Winning is Nothing

Sound tough? You’re starting to get the picture of our definition of authentic success. Athletes who say they want to win will generally also proclaim they’ll do ‘whatever it takes’, but almost universally, they won’t. Winning is NOTHING compared to aspiring to be your best. It is a smaller, lesser and more limited perspective in all regards. All that winning requires is finishing ahead of another competitor as accorded by some arbitrary, game-specific system of scoring. Winning does not necessarily require you to be at your best. Indeed, sometimes you can still win when performing close to your worst. Being the best you can be is a conscious objective of far greater implication and infinitely deeper personal commitment, which, if you are genuinely talented enough, will include winning anyway.

This is NOT a cop out. It is what most people mistakenly believe wanting to win should be, but never will, or can. Athletes and coaches alike will assume that aspiring winners give their best. But…

SUB-CONSCIOUS PRIORITY

What matters to you most is what you will focus on. Never assume anything else.

What we are really talking about is consciously targeting, approaching and fulfilling potential. What is potential? In practical terms it is the absolute performance level an individual or team would produce if it utilised all the internal (physiological, psychological, emotional, intuitive, experiential) and external (coaching, tactical, social, facilities, training, nutritional, financial, time etc) resources available to their fullest extent. So on any given day, an athlete does have an absolute potential of performance that quite clearly, no-one can accurately determine. As the athlete develops and evolves, so does his / her potential; incorporating each new resource that is acquired.

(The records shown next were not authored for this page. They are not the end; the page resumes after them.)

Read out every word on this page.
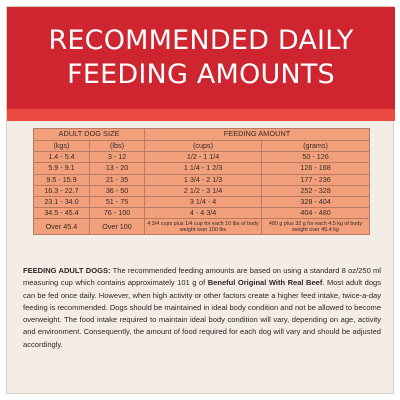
RECOMMENDED DAILY
FEEDING AMOUNTS
ADULT DOG SIZE		FEEDING AMOUNT	
(kgs)	(lbs)	(cups)	(grams)
1.4 - 5.4	3 - 12	1/2 - 1 1/4	50 - 126
5.9 - 9.1	13 - 20	1 1/4 - 1 2/3	126 - 168
9.5 - 15.9	21 - 35	1 3/4 - 2 1/3	177 - 236
16.3 - 22.7	36 - 50	2 1/2 - 3 1/4	252 - 328
23.1 - 34.0	51 - 75	3 1/4 - 4	328 - 404
34.5 - 45.4	76 - 100	4 - 4 3/4	404 - 480
Over 45.4	Over 100	4 3/4 cups plus 1/4 cup for each 10 lbs of body weight over 100 lbs	480 g plus 32 g for each 4.5 kg of body weight over 45.4 kg

FEEDING ADULT DOGS: The recommended feeding amounts are based on using a standard 8 oz/250 ml measuring cup which contains approximately 101 g of Beneful Original With Real Beef. Most adult dogs can be fed once daily. However, when high activity or other factors create a higher feed intake, twice-a-day feeding is recommended. Dogs should be maintained in ideal body condition and not be allowed to become overweight. The food intake required to maintain ideal body condition will vary, depending on age, activity and environment. Consequently, the amount of food required for each dog will vary and should be adjusted accordingly.
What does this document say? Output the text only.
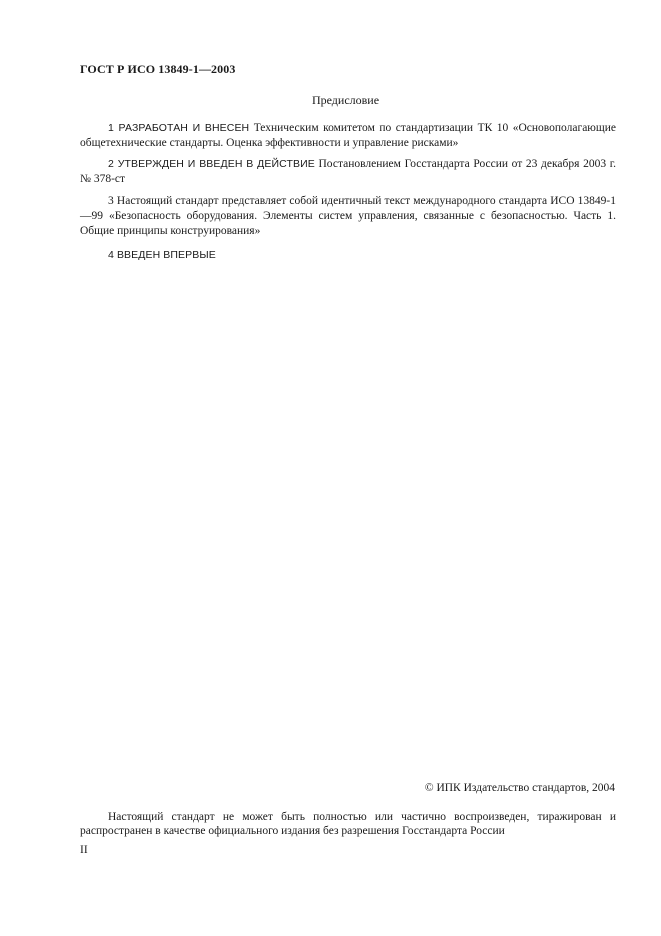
ГОСТ Р ИСО 13849-1—2003
Предисловие

1 РАЗРАБОТАН И ВНЕСЕН Техническим комитетом по стандартизации ТК 10 «Основополагающие общетехнические стандарты. Оценка эффективности и управление рисками»

2 УТВЕРЖДЕН И ВВЕДЕН В ДЕЙСТВИЕ Постановлением Госстандарта России от 23 декабря 2003 г. № 378-ст

3 Настоящий стандарт представляет собой идентичный текст международного стандарта ИСО 13849-1—99 «Безопасность оборудования. Элементы систем управления, связанные с безопасностью. Часть 1. Общие принципы конструирования»

4 ВВЕДЕН ВПЕРВЫЕ

© ИПК Издательство стандартов, 2004

Настоящий стандарт не может быть полностью или частично воспроизведен, тиражирован и распространен в качестве официального издания без разрешения Госстандарта России

II
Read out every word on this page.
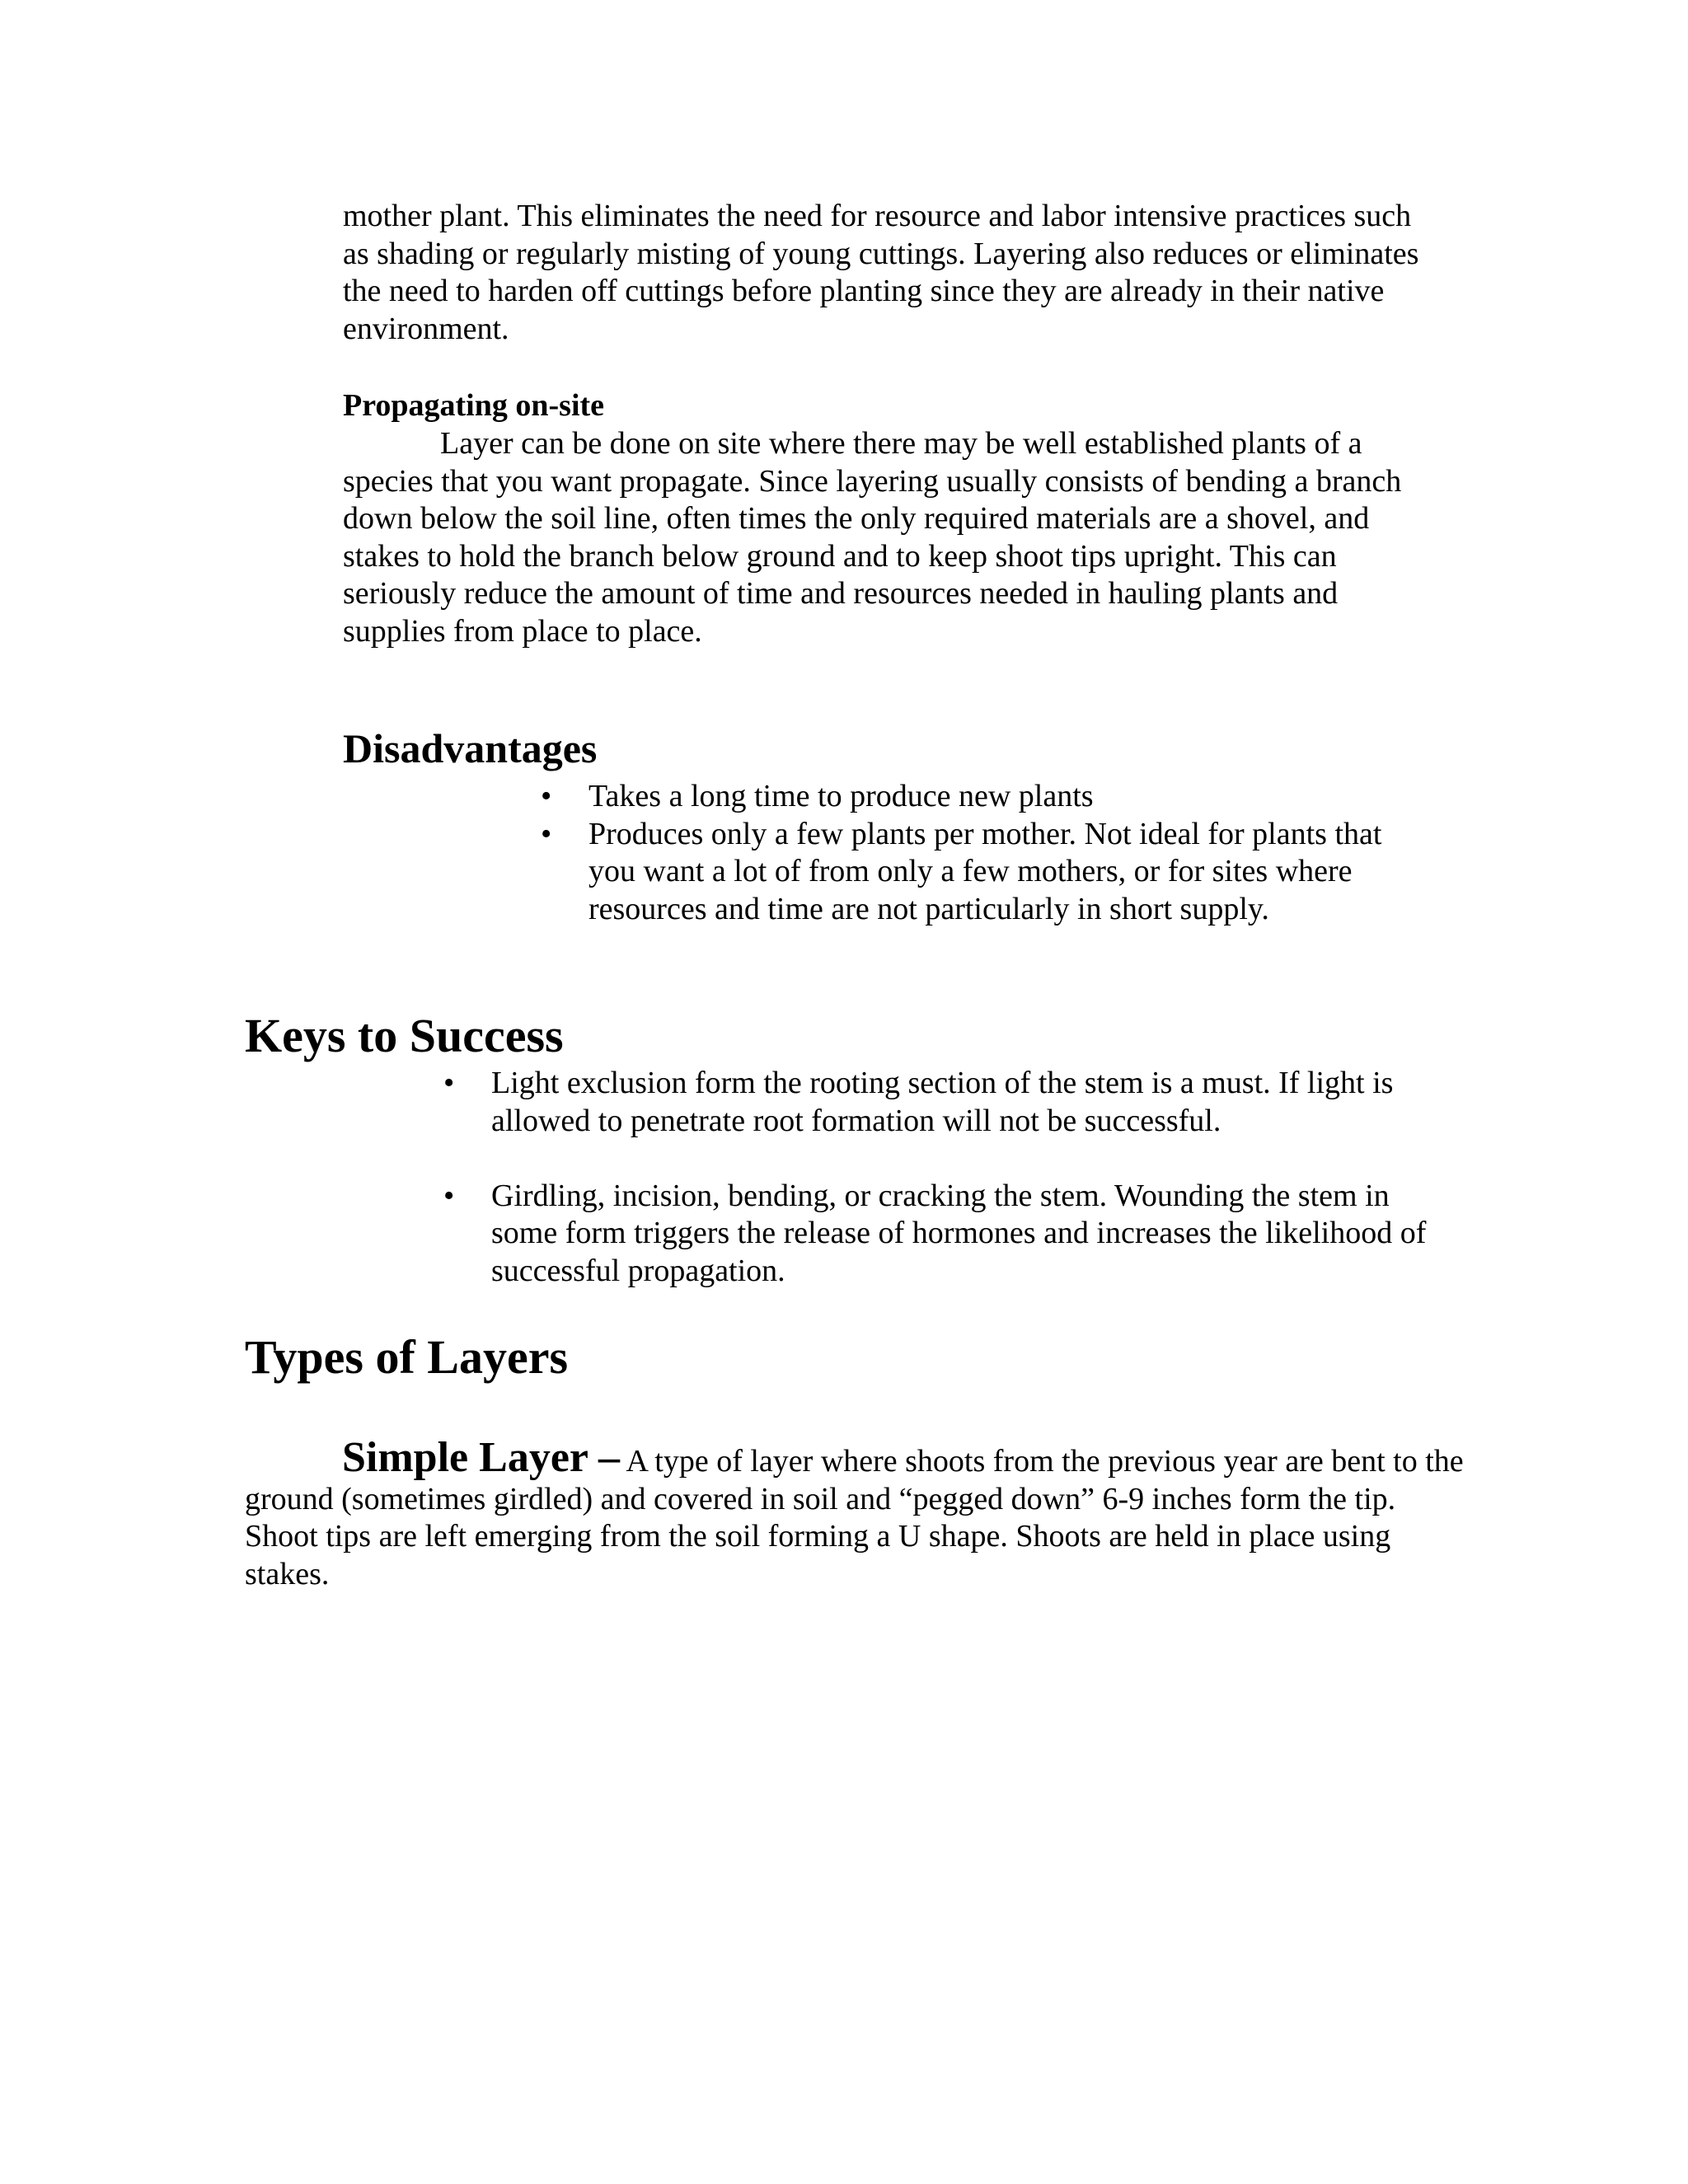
mother plant. This eliminates the need for resource and labor intensive practices such as shading or regularly misting of young cuttings. Layering also reduces or eliminates the need to harden off cuttings before planting since they are already in their native environment.

Propagating on-site

Layer can be done on site where there may be well established plants of a species that you want propagate. Since layering usually consists of bending a branch down below the soil line, often times the only required materials are a shovel, and stakes to hold the branch below ground and to keep shoot tips upright. This can seriously reduce the amount of time and resources needed in hauling plants and supplies from place to place.

Disadvantages
• Takes a long time to produce new plants
• Produces only a few plants per mother. Not ideal for plants that you want a lot of from only a few mothers, or for sites where resources and time are not particularly in short supply.
Keys to Success
• Light exclusion form the rooting section of the stem is a must. If light is allowed to penetrate root formation will not be successful.
• Girdling, incision, bending, or cracking the stem. Wounding the stem in some form triggers the release of hormones and increases the likelihood of successful propagation.
Types of Layers

Simple Layer – A type of layer where shoots from the previous year are bent to the ground (sometimes girdled) and covered in soil and “pegged down” 6-9 inches form the tip. Shoot tips are left emerging from the soil forming a U shape. Shoots are held in place using stakes.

Absolute potential (except perhaps within very isolated physiological parameters) cannot be predicted. The best a well informed, responsible coach can do is formulate a performance “ballpark” that gives the athlete an idea of what might be possible for them if they began performing in the vicinity their potential. And while the lower limit of this performance ballpark can be agreed upon and set, the upper “limit” should always be left open. You just don’t know what invisible resources an individual might possess or have access to. To say to an athlete: “I don’t know what’s possible for you” is a powerful statement…and a motivating one.